In February 2009, they started teaching improv classes in a 700-sq. foot building in East Austin. They called their tiny spot The New Movement, and even though it wasn’t much of a theater space - one room and a bathroom – people immediately took notice, and a creative community sprang up in just a few weeks. TNM brought something new to the Austin improv scene – a specific approach to the craft that couldn’t be found in a book or anywhere else in the country. The difference paid off as TNM started attracting both eager rookies and veteran performers.
Chris and Tami soon partnered with their friend Brock LaBorde to help them deal with the growth.

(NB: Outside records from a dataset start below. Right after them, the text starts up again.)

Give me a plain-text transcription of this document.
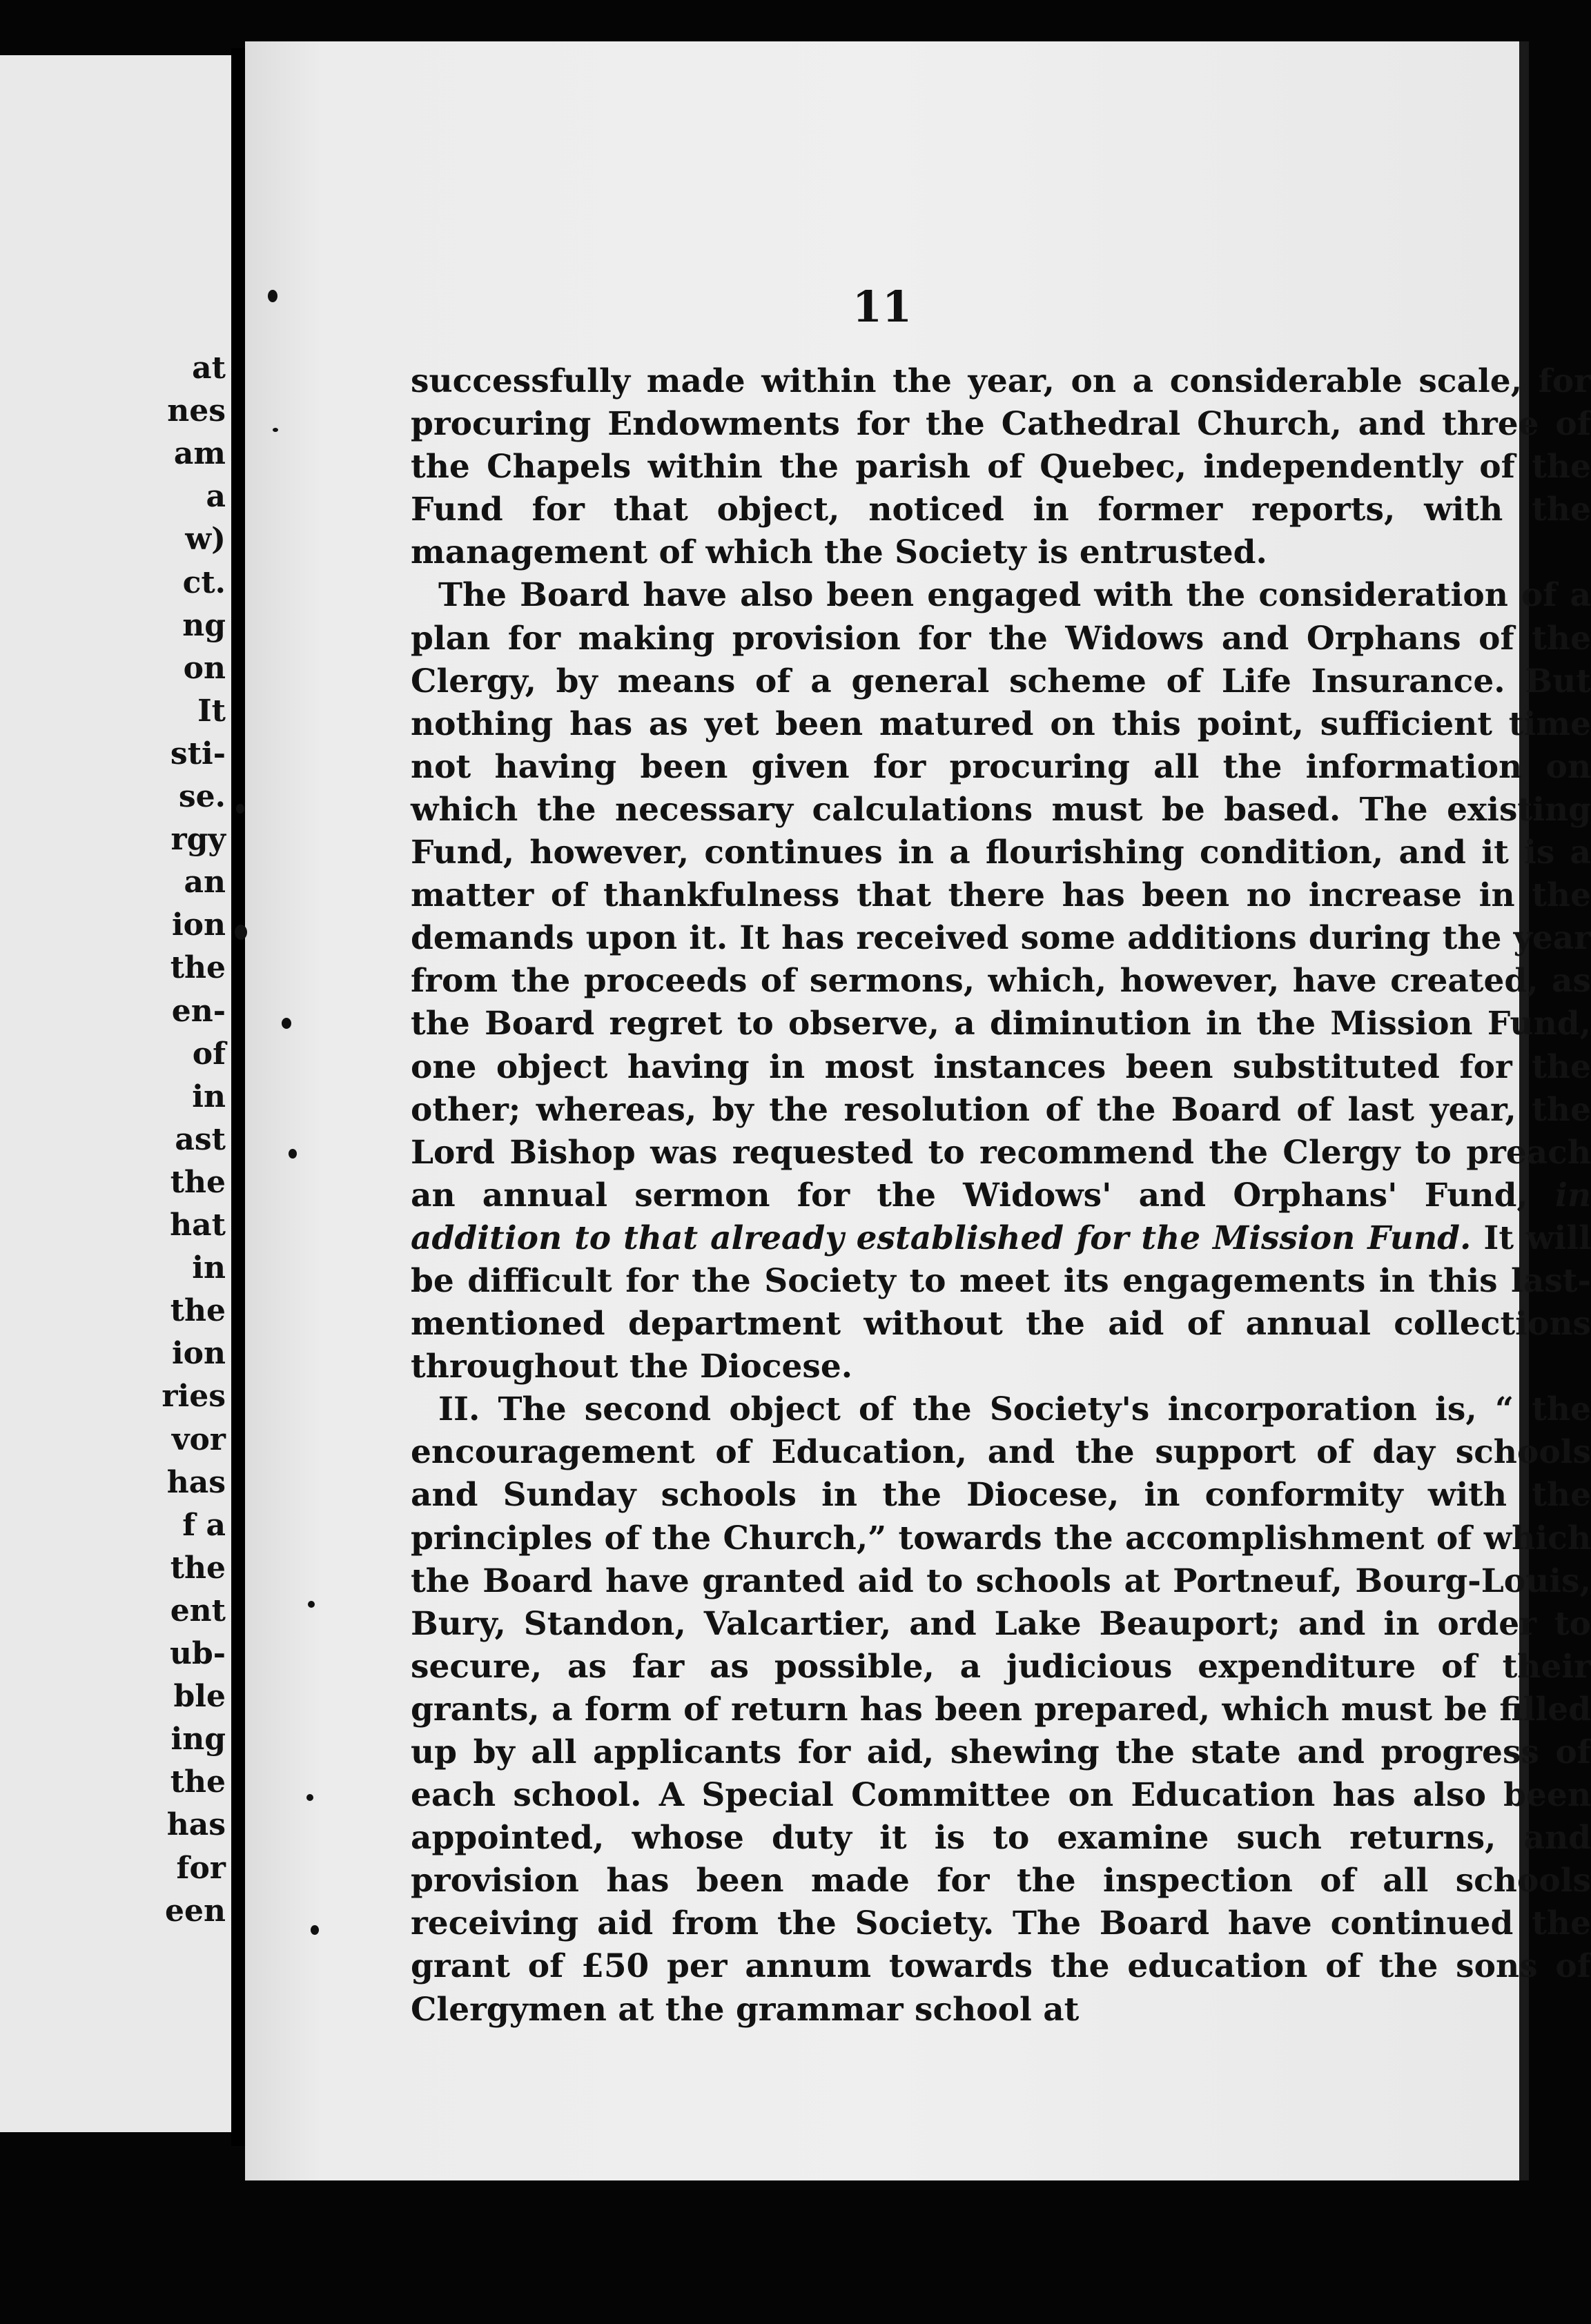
at
nes
am
a
w)
ct.
ng
on
It
sti-
se.
rgy
an
ion
the
en-
of
in
ast
the
hat
in
the
ion
ries
vor
has
f a
the
ent
ub-
ble
ing
the
has
for
een
11

successfully made within the year, on a considerable scale, for procuring Endowments for the Cathedral Church, and three of the Chapels within the parish of Quebec, independently of the Fund for that object, noticed in former reports, with the management of which the Society is entrusted.

The Board have also been engaged with the consideration of a plan for making provision for the Widows and Orphans of the Clergy, by means of a general scheme of Life Insurance. But nothing has as yet been matured on this point, sufficient time not having been given for procuring all the information on which the necessary calculations must be based. The existing Fund, however, continues in a flourishing condition, and it is a matter of thankfulness that there has been no increase in the demands upon it. It has received some additions during the year from the proceeds of sermons, which, however, have created, as the Board regret to observe, a diminution in the Mission Fund, one object having in most instances been substituted for the other; whereas, by the resolution of the Board of last year, the Lord Bishop was requested to recommend the Clergy to preach an annual sermon for the Widows' and Orphans' Fund, in addition to that already established for the Mission Fund. It will be difficult for the Society to meet its engagements in this last-mentioned department without the aid of annual collections throughout the Diocese.

II. The second object of the Society's incorporation is, “ the encouragement of Education, and the support of day schools and Sunday schools in the Diocese, in conformity with the principles of the Church,” towards the accomplishment of which the Board have granted aid to schools at Portneuf, Bourg-Louis, Bury, Standon, Valcartier, and Lake Beauport; and in order to secure, as far as possible, a judicious expenditure of their grants, a form of return has been prepared, which must be filled up by all applicants for aid, shewing the state and progress of each school. A Special Committee on Education has also been appointed, whose duty it is to examine such returns, and provision has been made for the inspection of all schools receiving aid from the Society. The Board have continued the grant of £50 per annum towards the education of the sons of Clergymen at the grammar school at
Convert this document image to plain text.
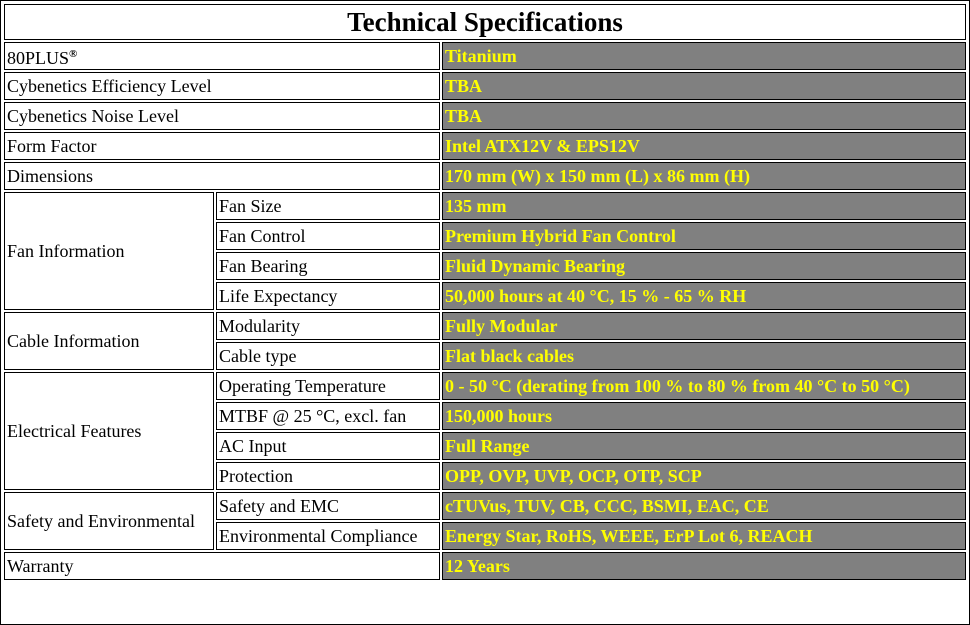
Technical Specifications		
80PLUS®		Titanium
Cybenetics Efficiency Level		TBA
Cybenetics Noise Level		TBA
Form Factor		Intel ATX12V & EPS12V
Dimensions		170 mm (W) x 150 mm (L) x 86 mm (H)
Fan Information	Fan Size	135 mm
	Fan Control	Premium Hybrid Fan Control
	Fan Bearing	Fluid Dynamic Bearing
	Life Expectancy	50,000 hours at 40 °C, 15 % - 65 % RH
Cable Information	Modularity	Fully Modular
	Cable type	Flat black cables
Electrical Features	Operating Temperature	0 - 50 °C (derating from 100 % to 80 % from 40 °C to 50 °C)
	MTBF @ 25 °C, excl. fan	150,000 hours
	AC Input	Full Range
	Protection	OPP, OVP, UVP, OCP, OTP, SCP
Safety and Environmental	Safety and EMC	cTUVus, TUV, CB, CCC, BSMI, EAC, CE
	Environmental Compliance	Energy Star, RoHS, WEEE, ErP Lot 6, REACH
Warranty		12 Years
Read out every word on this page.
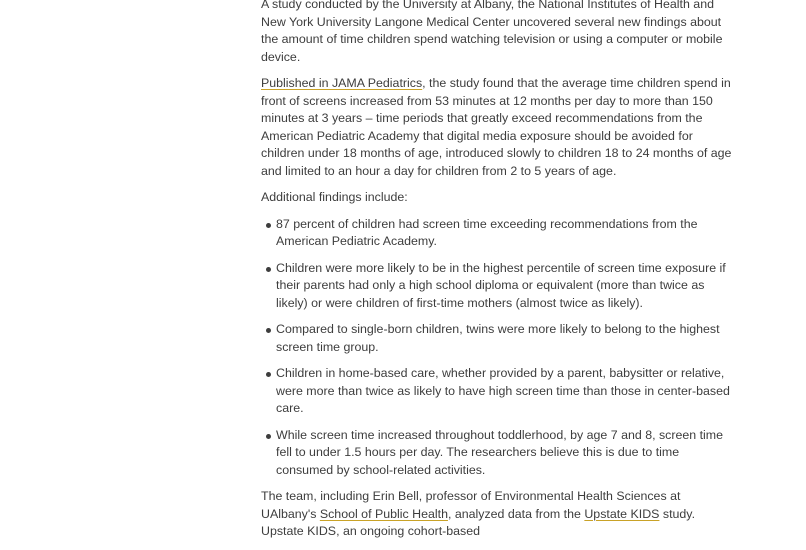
A study conducted by the University at Albany, the National Institutes of Health and New York University Langone Medical Center uncovered several new findings about the amount of time children spend watching television or using a computer or mobile device.

Published in JAMA Pediatrics, the study found that the average time children spend in front of screens increased from 53 minutes at 12 months per day to more than 150 minutes at 3 years – time periods that greatly exceed recommendations from the American Pediatric Academy that digital media exposure should be avoided for children under 18 months of age, introduced slowly to children 18 to 24 months of age and limited to an hour a day for children from 2 to 5 years of age.

Additional findings include:

87 percent of children had screen time exceeding recommendations from the American Pediatric Academy.
Children were more likely to be in the highest percentile of screen time exposure if their parents had only a high school diploma or equivalent (more than twice as likely) or were children of first-time mothers (almost twice as likely).
Compared to single-born children, twins were more likely to belong to the highest screen time group.
Children in home-based care, whether provided by a parent, babysitter or relative, were more than twice as likely to have high screen time than those in center-based care.
While screen time increased throughout toddlerhood, by age 7 and 8, screen time fell to under 1.5 hours per day. The researchers believe this is due to time consumed by school-related activities.

The team, including Erin Bell, professor of Environmental Health Sciences at UAlbany's School of Public Health, analyzed data from the Upstate KIDS study. Upstate KIDS, an ongoing cohort-based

Brock had been writing and producing comedy with Chris from the minute they met in college at LSU. There, they had created their own multi-faceted comedy company, Studio 8, and began producing a variety of projects - five comedy albums, two seasons of an on-campus sketch comedy TV show called Lost in the Woods, an actual printed satire newspaper called The Campus Dirt, a popular satire website (Studio8.net), a movie (Everything is Everything), various merchandise, and much more.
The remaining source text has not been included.